フュージョン・コミュニケーションズは千葉市・幕張メッセで開催中のネットワーク総合展示会「Interop Tokyo 2005」で無償IP電話ソフト「Skype」との連携サービスを展示している(写真上)。同サービスによって,Skypeで公衆網からの着信を受けられるようになる。まずは企業向けに提供する(関連記事)。

 フュージョンは,自社のIP電話サービスを契約するユーザーにIP専用の「050」から始まる個人用の電話番号を付与。050番号への着信呼を,パソコン上のSkypeに転送することで実現する。ユーザーがパソコン上でSkypeを使っていないときは,企業内のIP電話端末やソフトフォンなどに着信させる。
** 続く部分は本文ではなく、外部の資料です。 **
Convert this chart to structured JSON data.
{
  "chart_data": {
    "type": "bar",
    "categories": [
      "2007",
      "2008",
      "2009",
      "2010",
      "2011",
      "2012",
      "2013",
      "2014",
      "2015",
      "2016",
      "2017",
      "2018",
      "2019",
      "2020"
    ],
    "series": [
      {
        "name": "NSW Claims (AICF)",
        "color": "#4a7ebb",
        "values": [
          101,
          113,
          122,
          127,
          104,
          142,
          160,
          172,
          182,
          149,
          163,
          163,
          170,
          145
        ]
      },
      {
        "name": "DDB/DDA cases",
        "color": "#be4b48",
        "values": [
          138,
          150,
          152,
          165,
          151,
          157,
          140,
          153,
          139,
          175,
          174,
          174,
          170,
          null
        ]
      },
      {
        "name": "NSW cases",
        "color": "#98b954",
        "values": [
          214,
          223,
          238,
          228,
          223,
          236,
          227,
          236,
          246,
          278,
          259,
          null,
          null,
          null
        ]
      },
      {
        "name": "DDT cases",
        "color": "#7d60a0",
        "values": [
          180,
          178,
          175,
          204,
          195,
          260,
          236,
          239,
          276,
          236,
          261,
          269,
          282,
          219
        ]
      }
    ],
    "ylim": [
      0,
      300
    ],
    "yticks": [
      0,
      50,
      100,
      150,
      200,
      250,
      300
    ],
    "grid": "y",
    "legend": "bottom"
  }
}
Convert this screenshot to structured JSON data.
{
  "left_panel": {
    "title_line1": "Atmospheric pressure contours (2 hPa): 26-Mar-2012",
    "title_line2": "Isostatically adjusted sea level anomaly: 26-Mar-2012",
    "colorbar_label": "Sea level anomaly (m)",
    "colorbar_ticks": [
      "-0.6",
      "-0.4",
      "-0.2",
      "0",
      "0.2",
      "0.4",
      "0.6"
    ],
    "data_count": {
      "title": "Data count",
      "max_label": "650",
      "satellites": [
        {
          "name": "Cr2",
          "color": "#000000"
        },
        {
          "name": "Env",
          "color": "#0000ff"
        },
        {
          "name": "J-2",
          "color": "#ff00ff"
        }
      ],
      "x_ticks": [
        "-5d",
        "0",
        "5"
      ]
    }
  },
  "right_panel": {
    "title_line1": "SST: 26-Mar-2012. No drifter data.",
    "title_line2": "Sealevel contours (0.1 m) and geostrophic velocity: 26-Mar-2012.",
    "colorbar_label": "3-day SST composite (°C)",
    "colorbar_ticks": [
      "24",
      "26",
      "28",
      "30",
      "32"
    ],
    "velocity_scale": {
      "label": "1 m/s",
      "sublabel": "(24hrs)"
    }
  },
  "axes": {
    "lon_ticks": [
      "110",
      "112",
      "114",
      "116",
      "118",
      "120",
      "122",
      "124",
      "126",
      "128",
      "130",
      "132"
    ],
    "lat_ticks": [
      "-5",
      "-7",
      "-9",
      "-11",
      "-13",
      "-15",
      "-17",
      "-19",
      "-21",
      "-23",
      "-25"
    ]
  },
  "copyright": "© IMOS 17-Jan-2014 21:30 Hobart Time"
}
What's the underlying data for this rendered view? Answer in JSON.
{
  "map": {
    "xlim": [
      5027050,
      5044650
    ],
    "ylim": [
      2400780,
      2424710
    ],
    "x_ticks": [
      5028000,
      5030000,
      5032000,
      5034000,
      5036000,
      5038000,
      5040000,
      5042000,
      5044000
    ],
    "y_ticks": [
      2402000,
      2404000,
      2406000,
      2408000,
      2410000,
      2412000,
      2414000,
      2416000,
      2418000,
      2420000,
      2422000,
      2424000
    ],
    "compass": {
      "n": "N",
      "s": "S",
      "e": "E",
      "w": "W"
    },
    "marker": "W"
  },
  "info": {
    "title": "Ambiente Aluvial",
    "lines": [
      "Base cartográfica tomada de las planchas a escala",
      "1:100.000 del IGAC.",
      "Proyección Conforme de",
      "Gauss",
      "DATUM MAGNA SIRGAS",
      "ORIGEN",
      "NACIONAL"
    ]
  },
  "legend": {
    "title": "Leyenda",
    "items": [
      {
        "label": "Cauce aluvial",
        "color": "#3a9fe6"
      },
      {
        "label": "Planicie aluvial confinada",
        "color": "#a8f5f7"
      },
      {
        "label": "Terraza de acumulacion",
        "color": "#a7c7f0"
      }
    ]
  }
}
 サービス時には,ネットワーク上にIP電話網とインターネット上のSkypeを接続する「SKYPEゲートウエイ」という機器を設置して運用する。ゲートウエイは,フュージョンとSkypeの開発・提供元のルクセンブルクのスカイプ・テクノロジーズが共同開発するが,「サービス時にどちらが運用するのかなど詳細は未定」(説明員)。連携サービスの投入時期や料金なども決まっていないが「近日中に試験を始めたい」(同)という。


 このほか,フュージョンはIP電話サービスのアプリケーション連携機能を参考展示している。「クリックコール」と呼ぶIP電話連携用のパソコン向けアプリケーションだ(写真下)。パソコン上で相手の名前をクリックすることで,二つの端末間でIP電話ができるようにする。今夏にも簡易版を無償で配布する見通し。

 クリックコールは,発信元と通話先の端末をIP電話網から呼び出し,フュージョンのIP電話網が中継することで通話を実現する。ユーザーの不在時に050番号に着信した際,携帯電話など任意の電話番号の端末に転送するサービスも投入する。

 フュージョンは,Skypeの連携サービスとクリックコールの投入で同社の050番号のユーザーを拡大を進める考え。一人1番号を推し進め,IP電話ユーザーの囲い込みを狙う。両サービスの連動も検討している。